When Moses asked to see God’s “glory,” he was asking to experience God’s majesty, to get lost in the weightiness of God’s royal power.  For His part, God seems at first glance to grant Moses’ request—until we recognize that one key word has been changed.  Instead of showing Moses His “glory,” God will show him His “goodness.”

It is not immediately obvious (at least to me) why Moses makes this request or why God grants it in an altered form.  What is apparent, however, is that we often echo the yearning of our forefather in the faith.  In seasons of fear, failure, and frustration, we often plead with God to make His power known in our situation, to show the world that conspires to destroy us who is really in charge.

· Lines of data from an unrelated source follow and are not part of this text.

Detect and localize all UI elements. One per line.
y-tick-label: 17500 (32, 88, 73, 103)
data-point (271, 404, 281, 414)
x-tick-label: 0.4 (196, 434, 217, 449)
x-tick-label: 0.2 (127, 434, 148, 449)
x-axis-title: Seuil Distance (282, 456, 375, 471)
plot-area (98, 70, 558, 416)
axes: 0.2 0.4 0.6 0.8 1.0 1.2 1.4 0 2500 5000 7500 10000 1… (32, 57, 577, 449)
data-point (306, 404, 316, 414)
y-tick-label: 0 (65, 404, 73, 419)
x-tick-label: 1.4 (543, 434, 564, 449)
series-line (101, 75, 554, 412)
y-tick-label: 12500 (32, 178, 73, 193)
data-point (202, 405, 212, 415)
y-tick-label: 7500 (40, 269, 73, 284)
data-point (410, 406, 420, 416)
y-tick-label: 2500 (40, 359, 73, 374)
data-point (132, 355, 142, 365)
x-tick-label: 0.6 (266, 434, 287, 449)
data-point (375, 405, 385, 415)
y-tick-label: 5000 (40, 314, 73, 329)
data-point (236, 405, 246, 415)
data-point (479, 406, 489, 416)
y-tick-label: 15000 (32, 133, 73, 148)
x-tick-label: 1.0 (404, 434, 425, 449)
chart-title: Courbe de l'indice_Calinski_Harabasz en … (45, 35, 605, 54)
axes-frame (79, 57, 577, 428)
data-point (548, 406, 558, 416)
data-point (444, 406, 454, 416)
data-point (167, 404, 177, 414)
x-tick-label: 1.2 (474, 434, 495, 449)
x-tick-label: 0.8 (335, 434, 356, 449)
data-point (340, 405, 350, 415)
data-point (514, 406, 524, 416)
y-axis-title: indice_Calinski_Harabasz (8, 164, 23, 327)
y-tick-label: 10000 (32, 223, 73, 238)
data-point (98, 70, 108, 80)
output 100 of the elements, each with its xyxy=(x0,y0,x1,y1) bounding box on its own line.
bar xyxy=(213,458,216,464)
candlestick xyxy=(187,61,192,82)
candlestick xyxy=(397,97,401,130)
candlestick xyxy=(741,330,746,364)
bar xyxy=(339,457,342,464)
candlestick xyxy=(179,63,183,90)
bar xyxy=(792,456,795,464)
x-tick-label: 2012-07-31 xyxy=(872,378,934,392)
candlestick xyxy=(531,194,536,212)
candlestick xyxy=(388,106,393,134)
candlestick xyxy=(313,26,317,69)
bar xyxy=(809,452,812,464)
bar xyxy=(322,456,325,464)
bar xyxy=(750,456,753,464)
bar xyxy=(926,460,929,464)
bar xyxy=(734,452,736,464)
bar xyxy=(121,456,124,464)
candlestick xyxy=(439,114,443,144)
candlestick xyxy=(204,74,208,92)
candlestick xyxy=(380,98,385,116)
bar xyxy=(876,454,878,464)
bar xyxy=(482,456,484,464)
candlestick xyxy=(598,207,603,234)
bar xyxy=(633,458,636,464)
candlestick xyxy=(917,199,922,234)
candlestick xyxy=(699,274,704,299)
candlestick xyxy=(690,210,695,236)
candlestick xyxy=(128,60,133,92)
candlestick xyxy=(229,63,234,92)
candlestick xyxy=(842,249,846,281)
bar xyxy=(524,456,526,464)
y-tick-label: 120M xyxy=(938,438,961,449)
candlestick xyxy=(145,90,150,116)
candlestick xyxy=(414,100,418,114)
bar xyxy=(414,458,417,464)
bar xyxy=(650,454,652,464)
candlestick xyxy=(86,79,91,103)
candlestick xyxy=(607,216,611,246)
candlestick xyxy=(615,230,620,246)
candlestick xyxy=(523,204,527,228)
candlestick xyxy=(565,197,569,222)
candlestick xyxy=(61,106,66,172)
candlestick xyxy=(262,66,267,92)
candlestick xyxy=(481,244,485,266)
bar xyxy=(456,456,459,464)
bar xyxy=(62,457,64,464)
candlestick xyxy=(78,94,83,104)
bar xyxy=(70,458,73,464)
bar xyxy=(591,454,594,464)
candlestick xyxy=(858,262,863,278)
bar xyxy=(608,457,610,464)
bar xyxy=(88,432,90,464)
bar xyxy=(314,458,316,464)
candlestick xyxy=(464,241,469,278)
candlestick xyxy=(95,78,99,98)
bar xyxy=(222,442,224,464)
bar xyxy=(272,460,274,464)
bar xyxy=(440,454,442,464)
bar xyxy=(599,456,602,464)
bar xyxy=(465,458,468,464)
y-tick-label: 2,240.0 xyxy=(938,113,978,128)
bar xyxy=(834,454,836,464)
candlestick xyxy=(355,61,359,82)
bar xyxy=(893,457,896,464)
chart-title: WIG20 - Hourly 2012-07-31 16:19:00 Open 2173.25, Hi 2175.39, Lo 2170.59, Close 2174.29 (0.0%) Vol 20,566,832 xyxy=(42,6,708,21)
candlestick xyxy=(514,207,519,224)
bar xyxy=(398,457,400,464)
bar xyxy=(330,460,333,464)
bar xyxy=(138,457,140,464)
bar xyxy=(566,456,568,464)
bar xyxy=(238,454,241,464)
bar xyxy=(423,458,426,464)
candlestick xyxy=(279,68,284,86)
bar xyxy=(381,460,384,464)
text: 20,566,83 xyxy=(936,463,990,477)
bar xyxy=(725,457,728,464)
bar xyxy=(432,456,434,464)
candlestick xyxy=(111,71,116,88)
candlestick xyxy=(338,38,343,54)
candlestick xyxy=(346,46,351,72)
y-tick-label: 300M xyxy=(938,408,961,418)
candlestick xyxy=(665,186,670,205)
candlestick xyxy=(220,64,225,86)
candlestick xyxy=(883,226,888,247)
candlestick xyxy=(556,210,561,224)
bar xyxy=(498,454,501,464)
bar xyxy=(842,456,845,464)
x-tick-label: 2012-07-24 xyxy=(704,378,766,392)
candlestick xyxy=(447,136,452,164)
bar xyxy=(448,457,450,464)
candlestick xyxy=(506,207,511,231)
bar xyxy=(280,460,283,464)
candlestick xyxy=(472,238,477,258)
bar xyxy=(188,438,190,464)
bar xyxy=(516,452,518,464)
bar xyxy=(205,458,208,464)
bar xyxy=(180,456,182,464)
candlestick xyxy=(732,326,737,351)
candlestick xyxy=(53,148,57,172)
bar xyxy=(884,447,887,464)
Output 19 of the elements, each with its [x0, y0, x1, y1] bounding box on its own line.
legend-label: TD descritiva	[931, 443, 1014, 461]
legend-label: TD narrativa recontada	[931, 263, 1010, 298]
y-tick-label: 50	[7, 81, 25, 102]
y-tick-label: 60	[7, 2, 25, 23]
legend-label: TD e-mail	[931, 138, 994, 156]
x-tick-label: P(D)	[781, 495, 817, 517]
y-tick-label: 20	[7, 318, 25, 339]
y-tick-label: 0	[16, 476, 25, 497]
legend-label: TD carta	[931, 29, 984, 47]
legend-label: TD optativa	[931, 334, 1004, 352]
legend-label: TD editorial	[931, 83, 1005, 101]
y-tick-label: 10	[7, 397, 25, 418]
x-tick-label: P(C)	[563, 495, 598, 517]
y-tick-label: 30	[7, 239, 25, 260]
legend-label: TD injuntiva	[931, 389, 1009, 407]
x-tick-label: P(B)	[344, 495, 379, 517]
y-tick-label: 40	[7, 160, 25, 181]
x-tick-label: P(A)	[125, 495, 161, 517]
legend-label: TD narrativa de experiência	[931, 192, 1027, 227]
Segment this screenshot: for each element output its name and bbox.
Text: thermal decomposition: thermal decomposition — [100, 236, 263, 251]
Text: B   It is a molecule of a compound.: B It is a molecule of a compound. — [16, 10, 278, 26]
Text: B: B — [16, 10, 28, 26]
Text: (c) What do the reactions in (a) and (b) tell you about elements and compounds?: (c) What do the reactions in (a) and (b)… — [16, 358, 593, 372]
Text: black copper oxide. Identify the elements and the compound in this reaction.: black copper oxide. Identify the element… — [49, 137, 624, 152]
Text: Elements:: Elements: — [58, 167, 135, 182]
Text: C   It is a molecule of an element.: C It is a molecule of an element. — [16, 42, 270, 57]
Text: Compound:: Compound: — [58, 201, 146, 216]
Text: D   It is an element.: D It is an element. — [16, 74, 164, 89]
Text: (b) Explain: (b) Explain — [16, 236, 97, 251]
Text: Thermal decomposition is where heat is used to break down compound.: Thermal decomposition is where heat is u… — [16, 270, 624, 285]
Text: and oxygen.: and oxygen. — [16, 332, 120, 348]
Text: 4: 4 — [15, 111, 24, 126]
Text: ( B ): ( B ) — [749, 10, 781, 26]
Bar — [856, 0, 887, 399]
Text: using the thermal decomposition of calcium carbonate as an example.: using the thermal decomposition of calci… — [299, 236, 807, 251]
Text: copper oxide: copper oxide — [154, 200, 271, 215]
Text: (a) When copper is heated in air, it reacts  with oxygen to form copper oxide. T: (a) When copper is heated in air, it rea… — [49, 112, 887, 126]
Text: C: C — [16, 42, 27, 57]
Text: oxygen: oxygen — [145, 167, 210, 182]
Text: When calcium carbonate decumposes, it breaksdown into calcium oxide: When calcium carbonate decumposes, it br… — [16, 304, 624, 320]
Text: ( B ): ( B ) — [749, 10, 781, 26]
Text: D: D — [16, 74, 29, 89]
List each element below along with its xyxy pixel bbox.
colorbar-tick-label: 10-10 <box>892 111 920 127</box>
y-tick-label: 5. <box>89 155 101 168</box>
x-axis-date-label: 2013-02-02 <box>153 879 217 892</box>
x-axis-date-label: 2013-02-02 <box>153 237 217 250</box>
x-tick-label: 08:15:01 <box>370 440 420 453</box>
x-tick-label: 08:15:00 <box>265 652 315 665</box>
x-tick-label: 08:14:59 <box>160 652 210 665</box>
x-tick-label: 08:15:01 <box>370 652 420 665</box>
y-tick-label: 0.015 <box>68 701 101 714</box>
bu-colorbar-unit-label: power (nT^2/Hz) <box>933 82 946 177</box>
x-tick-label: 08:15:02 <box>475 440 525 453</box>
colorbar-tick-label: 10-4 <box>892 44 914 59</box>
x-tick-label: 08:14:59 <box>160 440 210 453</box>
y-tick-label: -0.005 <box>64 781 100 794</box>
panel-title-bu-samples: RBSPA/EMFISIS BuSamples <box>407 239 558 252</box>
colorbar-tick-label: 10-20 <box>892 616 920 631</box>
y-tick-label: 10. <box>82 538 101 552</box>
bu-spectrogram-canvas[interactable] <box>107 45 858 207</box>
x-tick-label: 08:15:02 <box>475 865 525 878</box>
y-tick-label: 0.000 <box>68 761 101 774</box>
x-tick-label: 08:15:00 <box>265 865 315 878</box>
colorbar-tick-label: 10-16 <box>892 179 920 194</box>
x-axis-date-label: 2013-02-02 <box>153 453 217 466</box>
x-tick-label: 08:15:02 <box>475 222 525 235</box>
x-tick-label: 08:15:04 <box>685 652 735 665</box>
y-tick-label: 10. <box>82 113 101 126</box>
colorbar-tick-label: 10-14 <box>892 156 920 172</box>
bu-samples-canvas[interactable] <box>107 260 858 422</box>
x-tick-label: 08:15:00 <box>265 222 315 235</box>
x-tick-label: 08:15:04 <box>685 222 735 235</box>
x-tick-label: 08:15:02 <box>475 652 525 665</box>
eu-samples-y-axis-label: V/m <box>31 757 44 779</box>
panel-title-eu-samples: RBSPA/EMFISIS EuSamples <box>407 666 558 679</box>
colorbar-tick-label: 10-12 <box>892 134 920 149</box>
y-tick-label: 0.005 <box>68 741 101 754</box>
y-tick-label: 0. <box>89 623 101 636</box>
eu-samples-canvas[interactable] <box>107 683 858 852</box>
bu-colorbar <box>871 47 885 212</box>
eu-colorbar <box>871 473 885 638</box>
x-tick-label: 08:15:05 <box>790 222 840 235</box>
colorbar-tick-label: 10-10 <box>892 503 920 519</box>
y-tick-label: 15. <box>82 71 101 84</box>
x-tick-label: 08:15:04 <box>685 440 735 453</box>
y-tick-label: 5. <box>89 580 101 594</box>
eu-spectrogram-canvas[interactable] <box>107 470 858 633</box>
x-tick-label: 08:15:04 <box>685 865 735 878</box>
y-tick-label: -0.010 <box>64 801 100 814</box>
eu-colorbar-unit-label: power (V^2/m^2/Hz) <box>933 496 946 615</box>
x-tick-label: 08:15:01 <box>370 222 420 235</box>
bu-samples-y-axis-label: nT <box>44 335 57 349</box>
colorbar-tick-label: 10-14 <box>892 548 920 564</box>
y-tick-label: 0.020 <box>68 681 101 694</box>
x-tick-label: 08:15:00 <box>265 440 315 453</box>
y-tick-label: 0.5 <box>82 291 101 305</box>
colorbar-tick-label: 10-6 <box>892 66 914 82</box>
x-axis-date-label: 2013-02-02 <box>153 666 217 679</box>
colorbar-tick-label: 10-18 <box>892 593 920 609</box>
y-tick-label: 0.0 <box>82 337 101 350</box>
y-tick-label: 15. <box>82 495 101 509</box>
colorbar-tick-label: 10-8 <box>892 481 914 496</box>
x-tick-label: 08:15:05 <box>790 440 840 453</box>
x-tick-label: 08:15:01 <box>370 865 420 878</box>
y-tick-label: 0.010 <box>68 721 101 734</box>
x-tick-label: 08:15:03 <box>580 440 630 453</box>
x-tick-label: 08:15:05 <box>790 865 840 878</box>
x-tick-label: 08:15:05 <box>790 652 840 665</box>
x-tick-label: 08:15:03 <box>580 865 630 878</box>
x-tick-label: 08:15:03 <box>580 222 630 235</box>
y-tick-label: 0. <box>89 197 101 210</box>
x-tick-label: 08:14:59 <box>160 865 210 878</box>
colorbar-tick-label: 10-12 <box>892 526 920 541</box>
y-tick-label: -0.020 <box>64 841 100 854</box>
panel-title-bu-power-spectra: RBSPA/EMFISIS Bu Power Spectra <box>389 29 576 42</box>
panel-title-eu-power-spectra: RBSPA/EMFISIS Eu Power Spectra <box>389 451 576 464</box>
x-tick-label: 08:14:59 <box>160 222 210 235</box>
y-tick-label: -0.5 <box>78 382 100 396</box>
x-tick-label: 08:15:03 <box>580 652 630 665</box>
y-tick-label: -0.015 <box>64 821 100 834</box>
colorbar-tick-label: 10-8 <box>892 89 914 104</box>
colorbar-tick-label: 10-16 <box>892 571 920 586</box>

But what if that is not what we really need?  What if we really need to know that God is good, regardless of how bad things seem around us?  And what if the challenge we face is trusting God’s goodness, even when we do not see His glory?

I am convinced that the challenge of trusting God’s goodness becomes even more acute as we grow in our understanding of and fidelity to the gospel.  Our risen King demands that we deny ourselves and take up our own instrument of execution (Matthew 16:21-27 and parallels).  The only way that works is if we are convinced that God is not a narcissistic, maniacal sadist.  It only works if God is truly and irrevocably good, if He is the definition and embodiment of enduring and beneficent love.

I have wrestled the demons of fear, failure, and frustration.  I know the lies they whisper into the ears of lonely, hurting people.  And if you are in one of those seasons of despair right now, I will not offer you pious-sounding platitudes.  They are inauthentic and ineffectual.  But I will remind you of this.  God’s Enemy never claims to be good.  He has no interest in your well-being.  His only interest is power, and his means for obtaining that power are always malevolent.

God, by contrast, asserts His goodness almost from the beginning of His relationship with His people.  Throughout history, God has acted benevolently on behalf of individuals and communities.  If you can start by at least giving God the chance to demonstrate His goodness to you, I am confident He will do so.  And trusting His goodness will help you find your way out of the darkness.

For the rest of us, I urge us to remember the challenge that comes with a gospel of self-mortification, but I also encourage us to always keep the goodness of God before our eyes.  Much mischief has been made by portraying God as something other than He really is.  If we, and the people we lead, can keep the beneficence of God at the forefront of our thinking, our praying, and our proclamation, we will do much to advance the gospel and to help the hurting in our midst.